On 23.04.22 08:21, Kalle Valo wrote:
Alexander Wetzel alexander@wetzel-home.de writes:
Using not existing queues can panic the kernel with rtl8180/rtl8185 cards. Ignore the skb priority for those cards, they only have one tx queue.
Cc: stable@vger.kernel.org Reported-by: pa@panix.com Tested-by: pa@panix.com Signed-off-by: Alexander Wetzel alexander@wetzel-home.de
Pierre Asselin (pa@panix.com) reported a kernel crash in the Gentoo forum: https://forums.gentoo.org/viewtopic-t-1147832-postdays-0-postorder-asc-start... He also confirmed that this patch fixes the issue.
In summary this happened: After updating wpa_supplicant from 2.9 to 2.10 the kernel crashed with a "divide error: 0000" when connecting to an AP. Control port tx now tries to use IEEE80211_AC_VO for the priority, which wpa_supplicants starts to use in 2.10.
Since only the rtl8187se part of the driver supports QoS, the priority of the skb is set to IEEE80211_AC_BE (2) by mac80211 for rtl8180/rtl8185 cards.
rtl8180 is then unconditionally reading out the priority and finally crashes on drivers/net/wireless/realtek/rtl818x/rtl8180/dev.c line 544 without this patch: idx = (ring->idx + skb_queue_len(&ring->queue)) % ring->entries
"ring->entries" is zero for rtl8180/rtl8185 cards, tx_ring[2] never got initialized.
All this after "---" line is very useful information but the actual commit log is just two sentences.

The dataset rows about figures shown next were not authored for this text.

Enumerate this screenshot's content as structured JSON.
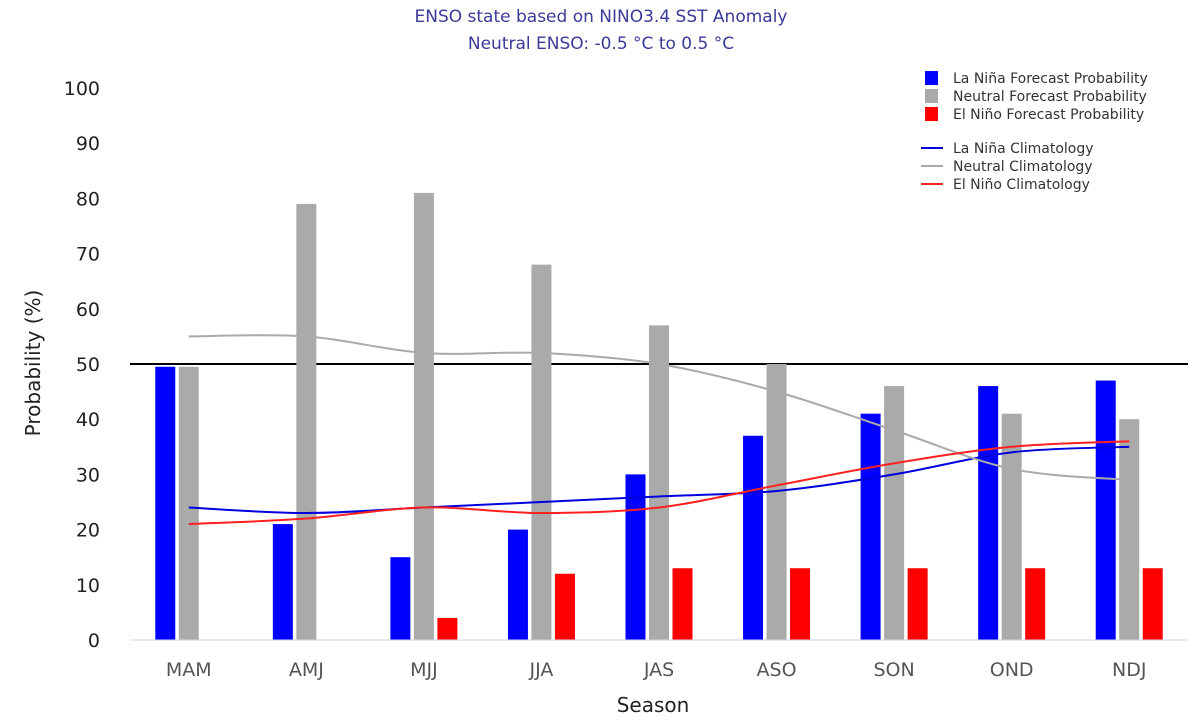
{
  "chart_data": {
    "type": "bar",
    "title": "ENSO state based on NINO3.4 SST Anomaly",
    "subtitle": "Neutral ENSO: -0.5 °C to 0.5 °C",
    "xlabel": "Season",
    "ylabel": "Probability (%)",
    "ylim": [
      0,
      100
    ],
    "yticks": [
      0,
      10,
      20,
      30,
      40,
      50,
      60,
      70,
      80,
      90,
      100
    ],
    "reference_line": 50,
    "categories": [
      "MAM",
      "AMJ",
      "MJJ",
      "JJA",
      "JAS",
      "ASO",
      "SON",
      "OND",
      "NDJ"
    ],
    "series": [
      {
        "name": "La Niña Forecast Probability",
        "kind": "bar",
        "color": "#0000ff",
        "values": [
          49.5,
          21,
          15,
          20,
          30,
          37,
          41,
          46,
          47
        ]
      },
      {
        "name": "Neutral Forecast Probability",
        "kind": "bar",
        "color": "#aaaaaa",
        "values": [
          49.5,
          79,
          81,
          68,
          57,
          50,
          46,
          41,
          40
        ]
      },
      {
        "name": "El Niño Forecast Probability",
        "kind": "bar",
        "color": "#ff0000",
        "values": [
          0,
          0,
          4,
          12,
          13,
          13,
          13,
          13,
          13
        ]
      },
      {
        "name": "La Niña Climatology",
        "kind": "line",
        "color": "#0000dd",
        "values": [
          24,
          23,
          24,
          25,
          26,
          27,
          30,
          34,
          35
        ]
      },
      {
        "name": "Neutral Climatology",
        "kind": "line",
        "color": "#aaaaaa",
        "values": [
          55,
          55,
          52,
          52,
          50,
          45,
          38,
          31,
          29
        ]
      },
      {
        "name": "El Niño Climatology",
        "kind": "line",
        "color": "#ff2020",
        "values": [
          21,
          22,
          24,
          23,
          24,
          28,
          32,
          35,
          36
        ]
      }
    ],
    "legend_position": "top-right",
    "grid": false
  }
}
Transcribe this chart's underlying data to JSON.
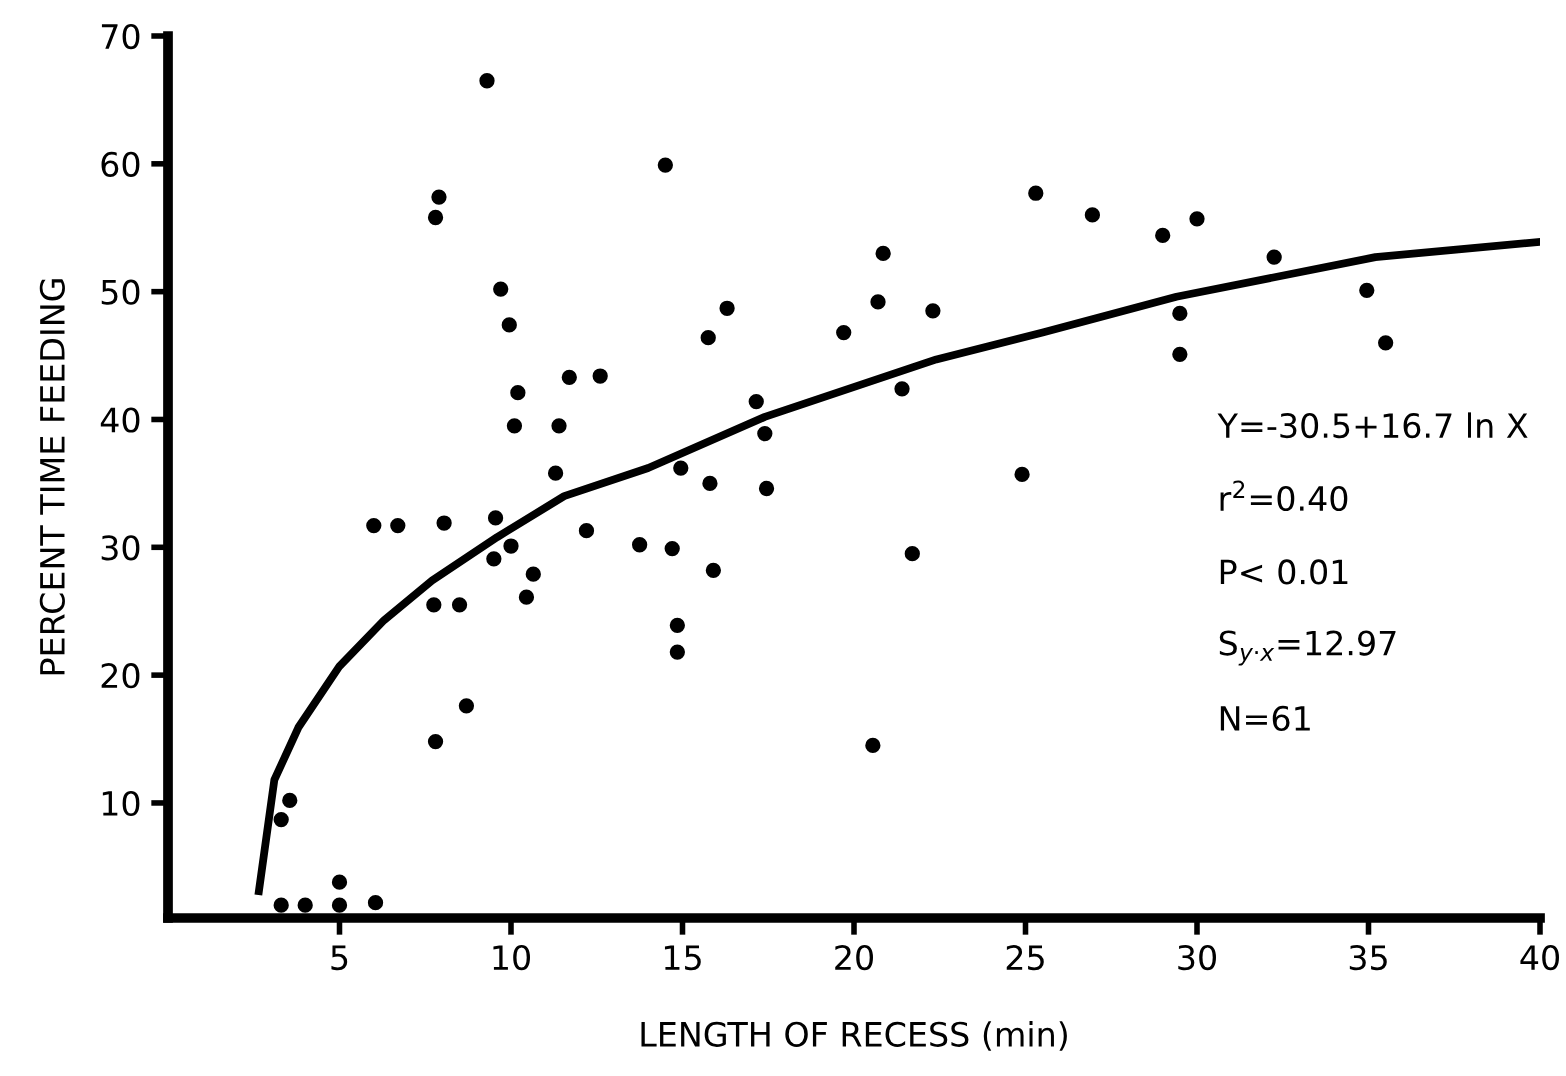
{
  "chart_data": {
    "type": "scatter",
    "xlabel": "LENGTH OF RECESS (min)",
    "ylabel": "PERCENT TIME FEEDING",
    "xlim": [
      0,
      40
    ],
    "ylim": [
      1,
      70
    ],
    "xticks": [
      5,
      10,
      15,
      20,
      25,
      30,
      35,
      40
    ],
    "yticks": [
      10,
      20,
      30,
      40,
      50,
      60,
      70
    ],
    "grid": false,
    "legend": false,
    "marker": "circle",
    "series": [
      {
        "color": "#000000",
        "x": [
          9.3,
          7.9,
          7.8,
          9.7,
          9.95,
          10.2,
          11.7,
          12.6,
          10.1,
          11.4,
          11.3,
          6.0,
          6.7,
          8.05,
          9.55,
          12.2,
          13.75,
          10.0,
          9.5,
          10.65,
          10.45,
          7.75,
          8.5,
          8.7,
          7.8,
          3.55,
          3.3,
          5.0,
          3.3,
          4.0,
          5.0,
          6.05,
          14.5,
          25.3,
          20.85,
          20.7,
          22.3,
          16.3,
          15.75,
          19.7,
          21.4,
          17.15,
          17.4,
          14.95,
          15.8,
          17.45,
          24.9,
          14.7,
          15.9,
          21.7,
          14.85,
          14.85,
          20.55,
          26.95,
          29.0,
          30.0,
          32.25,
          34.95,
          29.5,
          29.5,
          35.5
        ],
        "values": [
          66.5,
          57.4,
          55.8,
          50.2,
          47.4,
          42.1,
          43.3,
          43.4,
          39.5,
          39.5,
          35.8,
          31.7,
          31.7,
          31.9,
          32.3,
          31.3,
          30.2,
          30.1,
          29.1,
          27.9,
          26.1,
          25.5,
          25.5,
          17.6,
          14.8,
          10.2,
          8.7,
          3.8,
          2.0,
          2.0,
          2.0,
          2.2,
          59.9,
          57.7,
          53.0,
          49.2,
          48.5,
          48.7,
          46.4,
          46.8,
          42.4,
          41.4,
          38.9,
          36.2,
          35.0,
          34.6,
          35.7,
          29.9,
          28.2,
          29.5,
          23.9,
          21.8,
          14.5,
          56.0,
          54.4,
          55.7,
          52.7,
          50.1,
          48.3,
          45.1,
          46.0
        ]
      },
      {
        "type": "line",
        "color": "#000000",
        "marker": "none",
        "x": [
          2.65,
          3.1,
          3.8,
          5.0,
          6.3,
          7.7,
          9.6,
          11.55,
          14.0,
          17.4,
          22.4,
          25.5,
          29.4,
          35.2,
          40.0
        ],
        "values": [
          3.1,
          11.8,
          15.9,
          20.7,
          24.3,
          27.4,
          30.8,
          34.0,
          36.2,
          40.2,
          44.7,
          46.8,
          49.6,
          52.7,
          53.9
        ]
      }
    ],
    "annotations": [
      "Y=-30.5+16.7 ln X",
      "r$^{2}$=0.40",
      "P< 0.01",
      "S$_{y·x}$=12.97",
      "N=61"
    ]
  }
}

I would copy all to the commit log. We don't need to limit the size of the commit log, on the contrary we should include all the information in it.

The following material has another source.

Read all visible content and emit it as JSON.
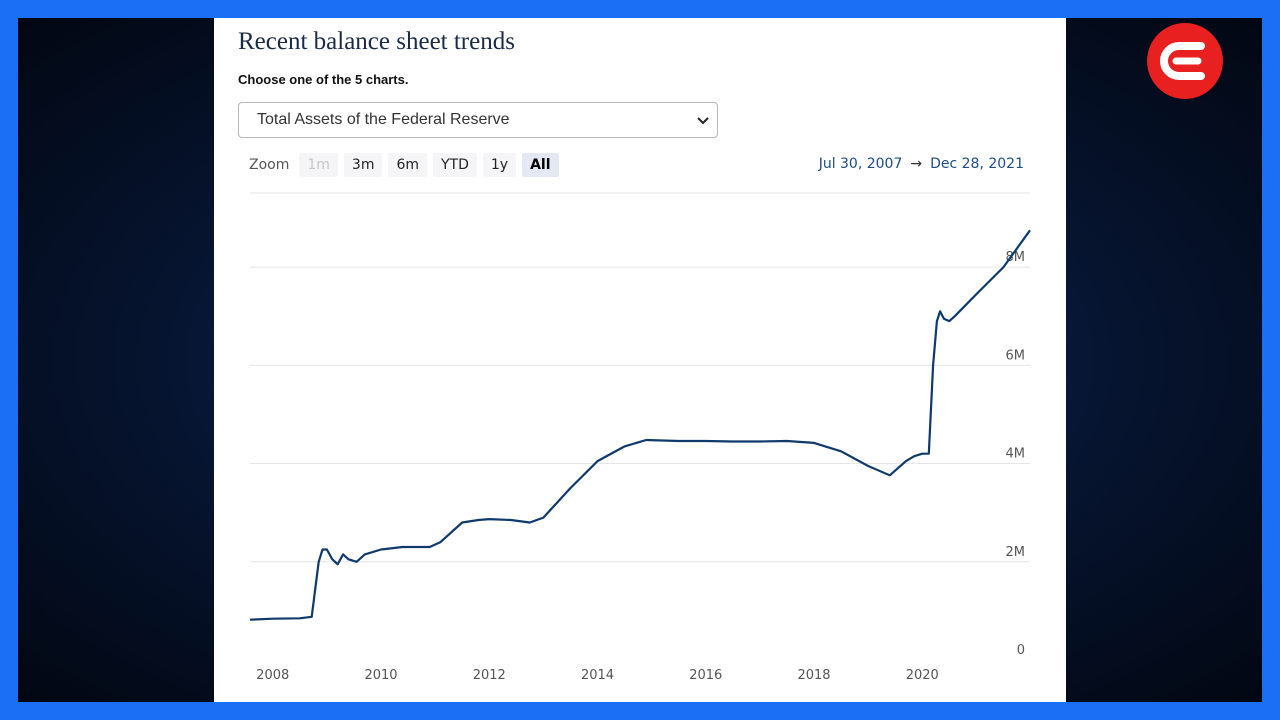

I see what you mean, fine for me. If you prefer I can also make an update but feel to handle that at your convenience. If you e.g. see a better way to do that drop the patch and simply submit your version.
While I spent some time figuring out how QoS is intended to work and I'm pretty sure I finally got the outline it I'm still wondering why we never set the priority for skb's on the normal transmit path.
Obviously the idea is to keep the queue from whoever set it prior to us and just overwriting it with good reason.
I plan to look a bit more into that, especially since Pierre's system was working when wpa_supplicant is not using control Port. Thus skb_get_queue_mapping() must return zero - or max one - on that path. That only makes sense when the network subsystem knows that QoS is not supported and is not bothering to set the queue. (Or if we would map zero to IEEE80211_AC_BE, but we are not handling it that way)
It basically drills down to the fact that we only call _ieee80211_select_queue() on the normal tx path for drivers supporting wake_tx_queue. I would have expected that call to be done for all drivers. (Or at least all drivers supporting QoS.)
So there is either a strange bug or - so far more likely - some serious gap in my still evolving understanding of QoS.